Emmanuel Goffi, directeur du Centre de recherche et expertise en éthique et intelligence artificielle de Paris, décrypte l’éthique du confinement:



«Les gouvernements qui ont choisi la solution du confinement l’ont certainement fait en se disant que c’était la meilleure option pour endiguer cette expansion de l’épidémie. Et puis, au fur et à mesure, on va découvrir, ou bien l’on commence à découvrir, les problèmes qui sont liés au confinement -les problèmes de stress, d’anxiété, ou liés au fait d’être isolé... Je regarde les informations françaises et je trouve que c’est extrêmement anxiogène, c’est-à-dire qu’on est bombardé d’informations qui sont globalement toujours les mêmes et qui ne sont pas du tout des informations fiables... on est vraiment dans du négatif-négatif.»



Et quid de l’éthique de l’approche de Trump, qui a rejeté jusqu’ici le principe du confinement au niveau national?

«Même si l’on n’est pas d’accord avec son positionnement, sa manière de voir les choses, c’est-à-dire "attention, les conséquences économiques peuvent être extrêmement importantes", ça mérite au moins qu’on y réfléchisse.»


D’après M.Goffi, les possibles atteintes aux libertés sous prétexte de cette crise sanitaire méritent une attention particulière:



«On s’aperçoit que ce que l’on critiquait dans certains pays, par exemple les violations de la vie privée ou des droits fondamentaux du respect de la vie privée, par exemple en Chine, on est en train d’y aller tranquillement, très sûrement d’une certaine manière, parce que le contexte est favorable. Le contexte, c’est la crise sanitaire, qui fait qu’on est confinés, que quand on est confiné, on va avoir un recours massif à tous les outils numériques.»

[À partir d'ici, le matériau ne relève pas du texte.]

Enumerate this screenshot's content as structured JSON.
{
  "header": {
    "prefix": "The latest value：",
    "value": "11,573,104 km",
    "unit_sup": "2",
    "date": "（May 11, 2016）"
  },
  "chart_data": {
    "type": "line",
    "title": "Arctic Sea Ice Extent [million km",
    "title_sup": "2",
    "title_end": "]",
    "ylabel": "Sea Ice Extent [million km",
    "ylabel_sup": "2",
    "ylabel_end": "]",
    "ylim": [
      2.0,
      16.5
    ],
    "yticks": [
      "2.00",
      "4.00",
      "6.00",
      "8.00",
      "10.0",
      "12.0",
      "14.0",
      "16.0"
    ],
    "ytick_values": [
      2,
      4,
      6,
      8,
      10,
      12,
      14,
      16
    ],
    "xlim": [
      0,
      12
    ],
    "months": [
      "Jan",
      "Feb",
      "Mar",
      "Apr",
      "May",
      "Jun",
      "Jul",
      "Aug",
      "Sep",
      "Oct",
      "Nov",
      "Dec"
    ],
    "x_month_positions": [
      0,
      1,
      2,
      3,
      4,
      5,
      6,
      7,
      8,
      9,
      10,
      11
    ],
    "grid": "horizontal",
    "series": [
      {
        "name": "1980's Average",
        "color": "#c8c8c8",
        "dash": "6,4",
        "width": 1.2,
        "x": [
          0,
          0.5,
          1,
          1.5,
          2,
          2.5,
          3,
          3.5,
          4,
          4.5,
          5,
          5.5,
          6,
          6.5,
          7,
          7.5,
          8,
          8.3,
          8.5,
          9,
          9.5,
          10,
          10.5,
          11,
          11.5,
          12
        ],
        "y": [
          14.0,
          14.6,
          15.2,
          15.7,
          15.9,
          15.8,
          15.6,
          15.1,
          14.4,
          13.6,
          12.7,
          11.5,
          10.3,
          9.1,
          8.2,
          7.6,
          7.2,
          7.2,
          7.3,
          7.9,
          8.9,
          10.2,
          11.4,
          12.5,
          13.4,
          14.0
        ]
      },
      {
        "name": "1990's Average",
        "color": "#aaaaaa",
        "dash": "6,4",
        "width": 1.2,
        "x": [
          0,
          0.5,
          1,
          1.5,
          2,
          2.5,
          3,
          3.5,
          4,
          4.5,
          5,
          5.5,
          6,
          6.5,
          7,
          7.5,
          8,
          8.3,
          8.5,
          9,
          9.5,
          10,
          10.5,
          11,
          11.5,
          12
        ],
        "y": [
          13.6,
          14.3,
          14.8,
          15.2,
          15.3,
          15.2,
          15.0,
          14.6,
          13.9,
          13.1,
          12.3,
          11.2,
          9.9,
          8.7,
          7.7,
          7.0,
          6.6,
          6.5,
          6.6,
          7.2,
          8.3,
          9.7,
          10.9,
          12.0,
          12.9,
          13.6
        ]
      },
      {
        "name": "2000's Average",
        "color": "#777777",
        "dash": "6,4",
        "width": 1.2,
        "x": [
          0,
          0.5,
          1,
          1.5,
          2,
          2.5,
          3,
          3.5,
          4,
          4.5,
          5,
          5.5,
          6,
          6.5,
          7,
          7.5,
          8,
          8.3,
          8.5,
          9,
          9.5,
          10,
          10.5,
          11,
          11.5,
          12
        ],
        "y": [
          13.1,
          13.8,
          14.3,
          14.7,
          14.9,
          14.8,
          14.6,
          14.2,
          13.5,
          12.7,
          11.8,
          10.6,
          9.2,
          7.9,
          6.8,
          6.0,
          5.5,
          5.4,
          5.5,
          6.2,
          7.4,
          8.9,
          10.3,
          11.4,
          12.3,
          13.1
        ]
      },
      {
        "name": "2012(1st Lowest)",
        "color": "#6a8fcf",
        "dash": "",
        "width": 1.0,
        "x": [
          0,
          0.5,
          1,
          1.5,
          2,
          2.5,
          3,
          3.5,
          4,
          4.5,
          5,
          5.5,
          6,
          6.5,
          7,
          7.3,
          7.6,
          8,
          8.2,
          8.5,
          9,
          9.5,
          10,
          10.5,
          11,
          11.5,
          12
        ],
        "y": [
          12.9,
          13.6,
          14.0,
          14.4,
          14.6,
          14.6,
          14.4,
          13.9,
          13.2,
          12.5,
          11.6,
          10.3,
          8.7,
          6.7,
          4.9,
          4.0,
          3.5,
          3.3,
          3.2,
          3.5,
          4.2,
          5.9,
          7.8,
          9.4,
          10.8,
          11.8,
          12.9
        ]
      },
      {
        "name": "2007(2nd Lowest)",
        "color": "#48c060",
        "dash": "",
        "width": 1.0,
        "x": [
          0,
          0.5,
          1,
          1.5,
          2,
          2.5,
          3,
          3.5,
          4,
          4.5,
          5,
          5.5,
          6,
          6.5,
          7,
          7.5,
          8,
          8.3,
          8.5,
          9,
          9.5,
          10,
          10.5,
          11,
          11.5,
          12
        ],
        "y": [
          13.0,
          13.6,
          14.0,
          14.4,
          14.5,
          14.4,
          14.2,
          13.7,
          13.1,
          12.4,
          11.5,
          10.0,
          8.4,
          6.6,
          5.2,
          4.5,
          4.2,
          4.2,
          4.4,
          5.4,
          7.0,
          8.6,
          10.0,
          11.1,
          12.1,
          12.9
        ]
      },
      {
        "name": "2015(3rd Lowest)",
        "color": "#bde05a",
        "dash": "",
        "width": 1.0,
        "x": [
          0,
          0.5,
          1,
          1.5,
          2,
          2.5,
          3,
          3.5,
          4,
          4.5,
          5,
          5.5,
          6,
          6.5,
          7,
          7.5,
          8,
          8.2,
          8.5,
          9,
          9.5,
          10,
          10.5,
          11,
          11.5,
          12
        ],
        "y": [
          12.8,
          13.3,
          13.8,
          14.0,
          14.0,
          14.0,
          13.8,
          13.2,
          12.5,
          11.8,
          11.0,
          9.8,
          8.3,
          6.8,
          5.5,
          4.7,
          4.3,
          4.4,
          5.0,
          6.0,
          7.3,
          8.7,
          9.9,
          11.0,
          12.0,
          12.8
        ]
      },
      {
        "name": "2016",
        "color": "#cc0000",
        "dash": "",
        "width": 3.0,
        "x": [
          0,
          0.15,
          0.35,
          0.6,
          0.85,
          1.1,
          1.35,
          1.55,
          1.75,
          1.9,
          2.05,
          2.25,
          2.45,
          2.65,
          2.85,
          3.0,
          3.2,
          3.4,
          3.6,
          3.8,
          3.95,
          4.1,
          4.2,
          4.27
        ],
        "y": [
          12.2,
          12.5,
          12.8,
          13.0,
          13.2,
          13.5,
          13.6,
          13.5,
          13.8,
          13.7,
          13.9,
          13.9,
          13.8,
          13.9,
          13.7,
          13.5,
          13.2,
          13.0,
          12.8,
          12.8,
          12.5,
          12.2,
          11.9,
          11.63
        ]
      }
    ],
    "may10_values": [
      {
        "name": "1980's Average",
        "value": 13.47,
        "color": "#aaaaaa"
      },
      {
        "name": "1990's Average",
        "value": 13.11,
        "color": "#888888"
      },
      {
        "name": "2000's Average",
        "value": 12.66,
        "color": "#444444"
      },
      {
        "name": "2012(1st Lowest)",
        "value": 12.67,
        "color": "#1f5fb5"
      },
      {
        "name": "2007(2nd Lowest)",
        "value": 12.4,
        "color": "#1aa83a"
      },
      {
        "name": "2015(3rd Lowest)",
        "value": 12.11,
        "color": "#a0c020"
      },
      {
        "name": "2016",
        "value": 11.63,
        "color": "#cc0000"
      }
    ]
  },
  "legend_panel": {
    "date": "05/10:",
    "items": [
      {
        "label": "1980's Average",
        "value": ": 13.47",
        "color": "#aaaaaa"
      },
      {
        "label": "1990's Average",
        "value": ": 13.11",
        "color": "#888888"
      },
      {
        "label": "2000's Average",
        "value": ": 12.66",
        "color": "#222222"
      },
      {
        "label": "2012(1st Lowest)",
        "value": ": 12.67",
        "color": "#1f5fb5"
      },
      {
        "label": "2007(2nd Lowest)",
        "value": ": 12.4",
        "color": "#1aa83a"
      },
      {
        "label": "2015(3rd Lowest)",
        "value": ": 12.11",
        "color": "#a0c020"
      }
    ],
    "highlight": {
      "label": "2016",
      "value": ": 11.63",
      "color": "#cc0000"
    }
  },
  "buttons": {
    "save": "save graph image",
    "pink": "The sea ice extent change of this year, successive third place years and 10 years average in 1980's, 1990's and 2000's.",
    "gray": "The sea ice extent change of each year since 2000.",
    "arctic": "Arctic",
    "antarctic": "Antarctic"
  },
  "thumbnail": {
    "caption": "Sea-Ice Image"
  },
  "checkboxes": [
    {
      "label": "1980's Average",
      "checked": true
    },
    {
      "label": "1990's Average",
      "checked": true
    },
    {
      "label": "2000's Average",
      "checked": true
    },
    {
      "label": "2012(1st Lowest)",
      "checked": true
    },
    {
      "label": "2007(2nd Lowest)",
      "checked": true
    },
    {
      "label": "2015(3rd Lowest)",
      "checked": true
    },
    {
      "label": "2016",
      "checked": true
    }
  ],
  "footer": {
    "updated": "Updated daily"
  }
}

Le directeur du Centre de recherche et expertise en éthique et intelligence artificielle de Paris met en garde sur les dangers du fichage généralisé qui progresse en cette période de pandémie:



«Il y a une espèce de système anarchique de collecte de données qui est en train de se mettre en place, qui sort complètement du cadre légal normal, et personne ne s’en inquiète. Ça, c’est quelque chose qui m’inquiète vraiment sur le plan éthique. On est de plus en plus surveillés, d’une certaine manière, et potentiellement, on pourrait s’orienter vers une société de contrôle permanent en France comme ce que l’on critique par exemple en Chine.»